Proceedings of The International Conference on Research in Science, Engineering and Technology
Data Visualization and Prediction Algorithms Applied to A Philippine Community Health Survey: Notes for Policy-Making
John Vianne Murcia
There is a growing body of knowledge that expresses health care decision as an economic decision, which can be estimated with existing demographic, household and social indicators. Health care decision was expressed in terms of three logical decisions: (1) visiting a government doctor, (2) visiting a private doctor, and (3) deciding to be confined/hospitalized. This paper intends to apply predictive analytics algorithms to visualize data patterns as well as establish the efficacy of count predictive algorithms (Poisson and negative binomial model under MASS and AER packages of R) in determining prediction model appropriateness for three hypothesized health care decision models.

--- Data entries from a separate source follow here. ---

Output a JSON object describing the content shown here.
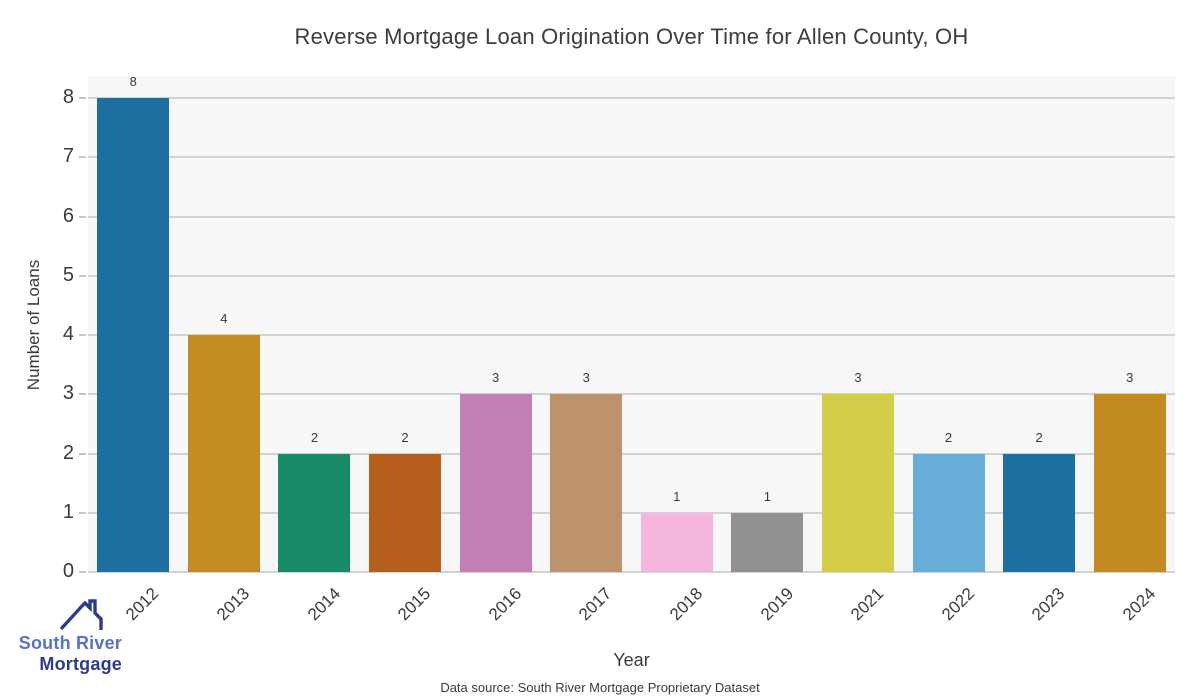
{
  "chart_data": {
    "type": "bar",
    "title": "Reverse Mortgage Loan Origination Over Time for Allen County, OH",
    "xlabel": "Year",
    "ylabel": "Number of Loans",
    "categories": [
      "2012",
      "2013",
      "2014",
      "2015",
      "2016",
      "2017",
      "2018",
      "2019",
      "2021",
      "2022",
      "2023",
      "2024"
    ],
    "values": [
      8,
      4,
      2,
      2,
      3,
      3,
      1,
      1,
      3,
      2,
      2,
      3
    ],
    "bar_colors": [
      "#1d6fa0",
      "#c38b21",
      "#178a68",
      "#b65e1b",
      "#c37fb5",
      "#bd926c",
      "#f4b6dd",
      "#919191",
      "#d4cd48",
      "#66aed8",
      "#1d6f9f",
      "#c28a20"
    ],
    "ylim": [
      0,
      8
    ],
    "yticks": [
      0,
      1,
      2,
      3,
      4,
      5,
      6,
      7,
      8
    ],
    "grid": true,
    "value_labels": true,
    "legend": "none"
  },
  "footer": {
    "data_source": "Data source: South River Mortgage Proprietary Dataset"
  },
  "logo": {
    "line1": "South River",
    "line2": "Mortgage",
    "color_primary": "#5673c4",
    "color_secondary": "#2e3b8c"
  },
  "colors": {
    "plot_background": "#f7f7f7",
    "gridline": "#d2d2d2",
    "text": "#3a3a3a",
    "tick": "#c6c6c6"
  }
}
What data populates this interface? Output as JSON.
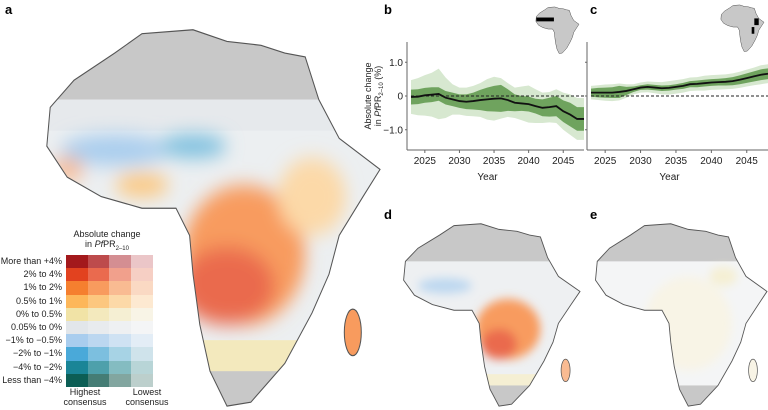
{
  "panels": {
    "a": "a",
    "b": "b",
    "c": "c",
    "d": "d",
    "e": "e"
  },
  "legend": {
    "title_line1": "Absolute change",
    "title_line2_prefix": "in ",
    "title_italic": "Pf",
    "title_main": "PR",
    "title_sub": "2–10",
    "rows": [
      {
        "label": "More than +4%",
        "colors": [
          "#a3191c",
          "#bd4b4c",
          "#d48e92",
          "#ebc6c8"
        ]
      },
      {
        "label": "2% to 4%",
        "colors": [
          "#e2421f",
          "#ea6a4e",
          "#f1a08c",
          "#f6cfc4"
        ]
      },
      {
        "label": "1% to 2%",
        "colors": [
          "#f57f2f",
          "#f89b5e",
          "#f9bb92",
          "#fad9c3"
        ]
      },
      {
        "label": "0.5% to 1%",
        "colors": [
          "#fdb75a",
          "#fcc77f",
          "#fcd9a8",
          "#fde9d1"
        ]
      },
      {
        "label": "0% to 0.5%",
        "colors": [
          "#f1e3a6",
          "#f3e9bd",
          "#f5efd3",
          "#f8f4e6"
        ]
      },
      {
        "label": "0.05% to 0%",
        "colors": [
          "#e2e6ea",
          "#e8ebee",
          "#eef0f2",
          "#f4f5f6"
        ]
      },
      {
        "label": "−1% to −0.5%",
        "colors": [
          "#a9cdee",
          "#bcd7f0",
          "#cfe2f3",
          "#e3edf6"
        ]
      },
      {
        "label": "−2% to −1%",
        "colors": [
          "#4aa9d9",
          "#7cbfdf",
          "#a7d3e5",
          "#cfe3eb"
        ]
      },
      {
        "label": "−4% to −2%",
        "colors": [
          "#1a8597",
          "#4ea0ab",
          "#84bcc1",
          "#b8d5d7"
        ]
      },
      {
        "label": "Less than −4%",
        "colors": [
          "#0c5e55",
          "#457d75",
          "#82a6a0",
          "#bccfcc"
        ]
      }
    ],
    "foot_left": "Highest consensus",
    "foot_right": "Lowest consensus"
  },
  "colors": {
    "no_data": "#c8c8c8",
    "line": "#111111",
    "band_inner": "#6fa35e",
    "band_outer": "#d7e8d0",
    "border": "#555555"
  },
  "chart_data": [
    {
      "type": "line",
      "panel": "b",
      "ylabel": "Absolute change in PfPR2–10 (%)",
      "xlabel": "Year",
      "x": [
        2023,
        2024,
        2025,
        2026,
        2027,
        2028,
        2029,
        2030,
        2031,
        2032,
        2033,
        2034,
        2035,
        2036,
        2037,
        2038,
        2039,
        2040,
        2041,
        2042,
        2043,
        2044,
        2045,
        2046,
        2047,
        2048
      ],
      "y": [
        -0.03,
        -0.02,
        0.02,
        0.04,
        0.06,
        -0.05,
        -0.1,
        -0.15,
        -0.17,
        -0.15,
        -0.12,
        -0.1,
        -0.08,
        -0.07,
        -0.12,
        -0.2,
        -0.22,
        -0.24,
        -0.3,
        -0.35,
        -0.33,
        -0.3,
        -0.45,
        -0.55,
        -0.68,
        -0.68
      ],
      "inner_halfwidth": [
        0.22,
        0.22,
        0.22,
        0.22,
        0.2,
        0.2,
        0.2,
        0.2,
        0.22,
        0.25,
        0.3,
        0.35,
        0.38,
        0.4,
        0.32,
        0.25,
        0.22,
        0.22,
        0.22,
        0.25,
        0.28,
        0.3,
        0.32,
        0.35,
        0.35,
        0.35
      ],
      "outer_halfwidth": [
        0.5,
        0.55,
        0.6,
        0.65,
        0.75,
        0.6,
        0.45,
        0.4,
        0.42,
        0.45,
        0.5,
        0.6,
        0.65,
        0.6,
        0.5,
        0.45,
        0.5,
        0.55,
        0.5,
        0.45,
        0.45,
        0.5,
        0.55,
        0.6,
        0.62,
        0.62
      ],
      "xticks": [
        "2025",
        "2030",
        "2035",
        "2040",
        "2045"
      ],
      "yticks": [
        "1.0",
        "0",
        "−1.0"
      ],
      "xlim": [
        2023,
        2048
      ],
      "ylim": [
        -1.6,
        1.6
      ],
      "reference_line": 0
    },
    {
      "type": "line",
      "panel": "c",
      "xlabel": "Year",
      "x": [
        2023,
        2024,
        2025,
        2026,
        2027,
        2028,
        2029,
        2030,
        2031,
        2032,
        2033,
        2034,
        2035,
        2036,
        2037,
        2038,
        2039,
        2040,
        2041,
        2042,
        2043,
        2044,
        2045,
        2046,
        2047,
        2048
      ],
      "y": [
        0.1,
        0.1,
        0.1,
        0.1,
        0.12,
        0.15,
        0.2,
        0.25,
        0.27,
        0.25,
        0.23,
        0.24,
        0.27,
        0.3,
        0.35,
        0.36,
        0.38,
        0.4,
        0.41,
        0.42,
        0.44,
        0.48,
        0.53,
        0.58,
        0.63,
        0.66
      ],
      "inner_halfwidth": [
        0.12,
        0.14,
        0.15,
        0.16,
        0.18,
        0.12,
        0.08,
        0.07,
        0.08,
        0.08,
        0.08,
        0.08,
        0.08,
        0.09,
        0.09,
        0.1,
        0.1,
        0.1,
        0.1,
        0.11,
        0.12,
        0.13,
        0.14,
        0.15,
        0.16,
        0.16
      ],
      "outer_halfwidth": [
        0.2,
        0.22,
        0.24,
        0.25,
        0.25,
        0.2,
        0.15,
        0.15,
        0.16,
        0.17,
        0.18,
        0.2,
        0.2,
        0.2,
        0.2,
        0.2,
        0.22,
        0.22,
        0.22,
        0.22,
        0.23,
        0.24,
        0.25,
        0.26,
        0.28,
        0.28
      ],
      "xticks": [
        "2025",
        "2030",
        "2035",
        "2040",
        "2045"
      ],
      "xlim": [
        2023,
        2048
      ],
      "ylim": [
        -1.6,
        1.6
      ],
      "reference_line": 0
    }
  ]
}
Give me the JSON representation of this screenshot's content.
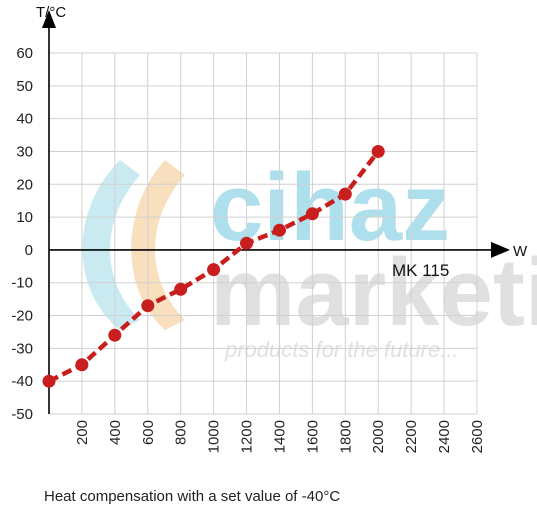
{
  "chart_data": {
    "type": "line",
    "title": "",
    "xlabel": "W",
    "ylabel": "T/°C",
    "xlim": [
      0,
      2600
    ],
    "ylim": [
      -50,
      60
    ],
    "x_ticks": [
      200,
      400,
      600,
      800,
      1000,
      1200,
      1400,
      1600,
      1800,
      2000,
      2200,
      2400,
      2600
    ],
    "y_ticks": [
      60,
      50,
      40,
      30,
      20,
      10,
      0,
      -10,
      -20,
      -30,
      -40,
      -50
    ],
    "grid": true,
    "series": [
      {
        "name": "MK 115",
        "color": "#c81e1e",
        "x": [
          0,
          200,
          400,
          600,
          800,
          1000,
          1200,
          1400,
          1600,
          1800,
          2000
        ],
        "y": [
          -40,
          -35,
          -26,
          -17,
          -12,
          -6,
          2,
          6,
          11,
          17,
          30
        ]
      }
    ],
    "annotations": [
      {
        "text": "MK 115"
      }
    ]
  },
  "caption": "Heat compensation with a set value of -40°C",
  "watermark": {
    "line1": "cihaz",
    "line2": "marketi",
    "tagline": "products for the future..."
  },
  "colors": {
    "line": "#c81e1e",
    "axis": "#000000",
    "grid": "#d0d0d0"
  }
}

Data cleaning, integration and visualization algorithms were utilized to extract and visualize a geographically-representative data of Digos City, Philippines from the general dataset prior to the application of prediction algorithms, in order to have localized context of policy considerations. It is suggested the utilization of two known count model algorithms in comparing robustness of fit. Finally, the paper discusses policy implications based on the result and explores inputs for potential policy-making and suggestions for localized governance challenges and opportunities for policy improvement, while providing future researchers with opportunities for a broader research direction in the field.
Keywords: count model; data analytics; health economics; healthcare; Philippines.